I have seen a person ( spiritually) been raised from the dead.
God is not a man who should lie. There are promises for us that He has.
I am most grateful that I can call my BP - my best friend and anointed pal -- I covet his prayers and do life SO much better when we are both in alignment with our Lord and Savior. His discernment is so much stronger than mine and it catches me daily. Doing that work or being in alignment on a daily basis is work -- but good work and blessed work -- cause the rewards here are awesome and I can't wait to see what awaits us in heaven. This life is only temporary.
This started off as a short birthday blog for BP -- but it really is about HOPE and marraige -- there are still many unhappy marriages out there that are unequally yoked -- but don't lose Hope ....pray.
So I will end...
Lord, do for her -- what you have done for me.
For another, I pray she will do the HARD and wait on you or do some changing so that he sees in her....what the devil has made him to believe was a negative in her.
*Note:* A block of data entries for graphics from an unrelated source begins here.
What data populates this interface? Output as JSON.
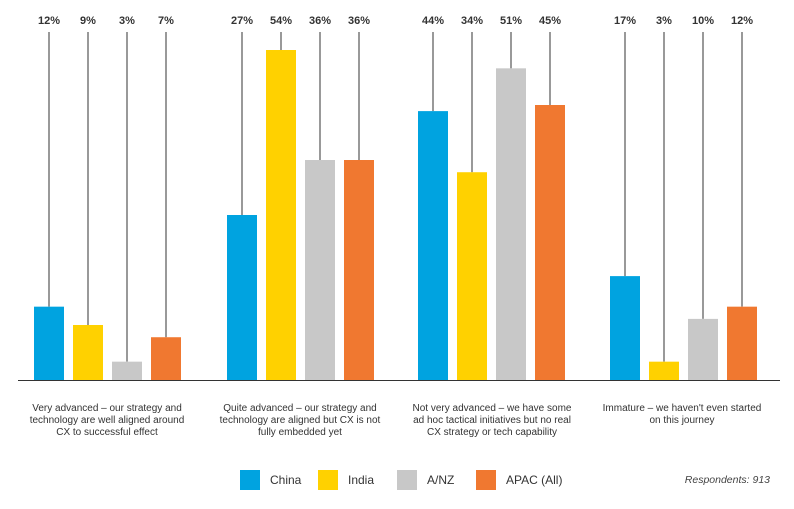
{
  "chart_data": {
    "type": "bar",
    "categories": [
      "Very advanced – our strategy and technology are well aligned around CX to successful effect",
      "Quite advanced – our strategy and technology are aligned but CX is not fully embedded yet",
      "Not very advanced – we have some ad hoc tactical initiatives but no real CX strategy or tech capability",
      "Immature – we haven't even started on this journey"
    ],
    "category_lines": [
      [
        "Very advanced – our strategy and",
        "technology are well aligned around",
        "CX to successful effect"
      ],
      [
        "Quite advanced – our strategy and",
        "technology are aligned but CX is not",
        "fully embedded yet"
      ],
      [
        "Not very advanced – we have some",
        "ad hoc tactical initiatives but no real",
        "CX strategy or tech capability"
      ],
      [
        "Immature – we haven't even started",
        "on this journey"
      ]
    ],
    "series": [
      {
        "name": "China",
        "color": "#00A3E0",
        "values": [
          12,
          27,
          44,
          17
        ],
        "labels": [
          "12%",
          "27%",
          "44%",
          "17%"
        ]
      },
      {
        "name": "India",
        "color": "#FFD100",
        "values": [
          9,
          54,
          34,
          3
        ],
        "labels": [
          "9%",
          "54%",
          "34%",
          "3%"
        ]
      },
      {
        "name": "A/NZ",
        "color": "#C8C8C8",
        "values": [
          3,
          36,
          51,
          10
        ],
        "labels": [
          "3%",
          "36%",
          "51%",
          "10%"
        ]
      },
      {
        "name": "APAC (All)",
        "color": "#F07830",
        "values": [
          7,
          36,
          45,
          12
        ],
        "labels": [
          "7%",
          "36%",
          "45%",
          "12%"
        ]
      }
    ],
    "ylim": [
      0,
      54
    ],
    "grid": false,
    "legend_position": "bottom-center",
    "title": "",
    "xlabel": "",
    "ylabel": ""
  },
  "footer": {
    "respondents": "Respondents: 913"
  }
}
For another, I pray she will have the strength to stop the affair and end her present marriage well and allow you to heal those broken parts. For another who is still waiting on revelation and a husband with a submitted heart - sustain her. For the next one who has a man who is trying but she is so tired of being that spiritual grown up. And for another, I pray you will help her wait and be single for a time without allowing more baggage in...so that she can get healthy. And I pray for the one that has no clue. She just knows that something is not right. God I claim victory in these marriages -- but I realize I can't do it for them -- and you won't unless they let you in ...so I pray that no matter WHO is reading this, they will seek YOU and Your Holy Word and ask. IN Jesus name. Amen.